The clients have rules they have to follow while at the home. There are also chores they are responsible for completing, including cooking meals for everyone, Men’s Manager Steve Ball said.

“They learn about preparing the meals and to go shopping,” he said.

Meals are served at a table for everyone and they are able to talk to each other about how things are going.

“Many have been going on free will for so long and they start being accountable for when they do wrong,” Saxon said.

Money from the United Way is helping to keep their doors open, Pooler said.

“There have been times when the state money has been really short but the United Way money is there,” she said.

There are many groups and organizations helped through the United Way that serve a variety of needs in the community.

Without that funding, the home would have to cutback on services and programming.

“The demand would still be there,” Pooler said.

With the heroin epidemic as big as it is, the demand has only increased locally.

There are around 40-50 people receiving services through their programs.

“There is strength in numbers,” Pooler said of the support clients offer each other day to day.

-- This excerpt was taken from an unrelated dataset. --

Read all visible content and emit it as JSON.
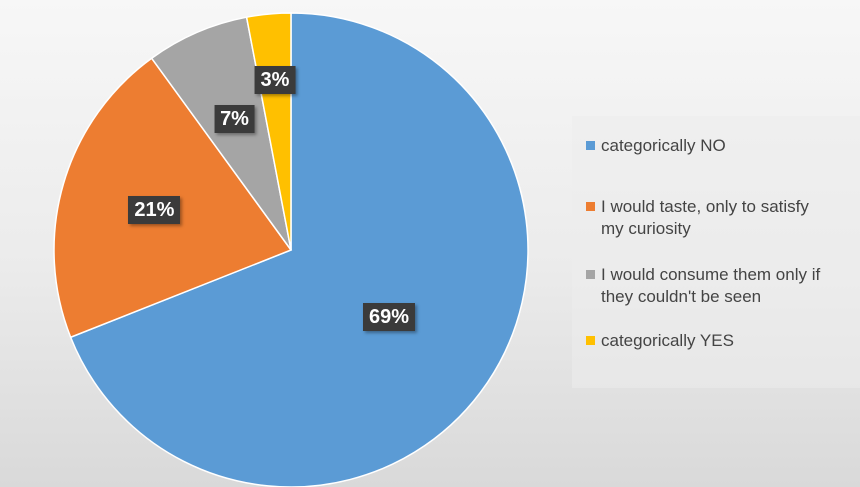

The Smiles For Life Program, offered through the Mid-Ohio Valley Health Department, is receiving $15,000 from the United Way.

The program helps people with oral and dental care as well as educating people about the need for good oral/dental care.

“The initial goal of this program was to cut down on emergency room visits for dental pain and infection,” said coordinator Mary Beth Shae. “That is where people go when they don’t know where else to go.”

Many emergency rooms can’t deal with extractions or other concerns and might prescribe pain medications, but officials are watching that more closely because of the potential for abuse.

“This is a means for low-income adults to get some dental care,” Shae said.

The program receives no state funding and is completely grant funded.

Other agencies helping them include the Claude Worthington Benedum Foundation, the Our Community Foundation, Sisters Health Foundation, West Virginia University School of Dentistry, the Blennerhassett Dental Society, RAL Health, Marshall University School of Medicine and others.

Many local dentists volunteer out of their offices.

Many clients have never received routine or preventive dental care,

The application process involves a $40 screening fee. The program involves a health history, blood pressure screening, oral cancer screening, panoramic radiograph and charting of existing dental treatment and conditions.

Around 55 percent of participants use some form of tobacco, Shae said.

They try to teach them about self oral care.

As of December 2015, the program has had 1,530 adults screened; 2,629 dental visits; 2,041 volunteer hours; and around $917,482 in donated treatment over five years.

“We cannot do replacement teeth, partials or dentures,” Shae said. “Unfortunately, the largest services involved having their teeth removed and extractions.”

Some have cleanings and fillings done.

There are 24 local dentists and 20 hygienists involved in the program.

“Most dental disease can be prevent,” Shae said. “We educate when we can.

“People don’t realize that their self-care and their habits have a big effect on their health.”

Medicaid can cover some services. For those not covered, clients pay fees based on a sliding scale.

Their biggest age range is 26 to 35 years old.

The United Way money is being used to support staff costs.

They are trying to get kids in early and teach them early about good dental/oral cleaning habits.

“The health of their mouth affects the health of their whole body,” Shae said. “We do know that poor oral health can affect your heart and it can affect diabetes.

“If a woman is pregnant, an unhealthy mouth can affect the birth weight and health of the child. There are a lot of things that can come out of poor oral health.”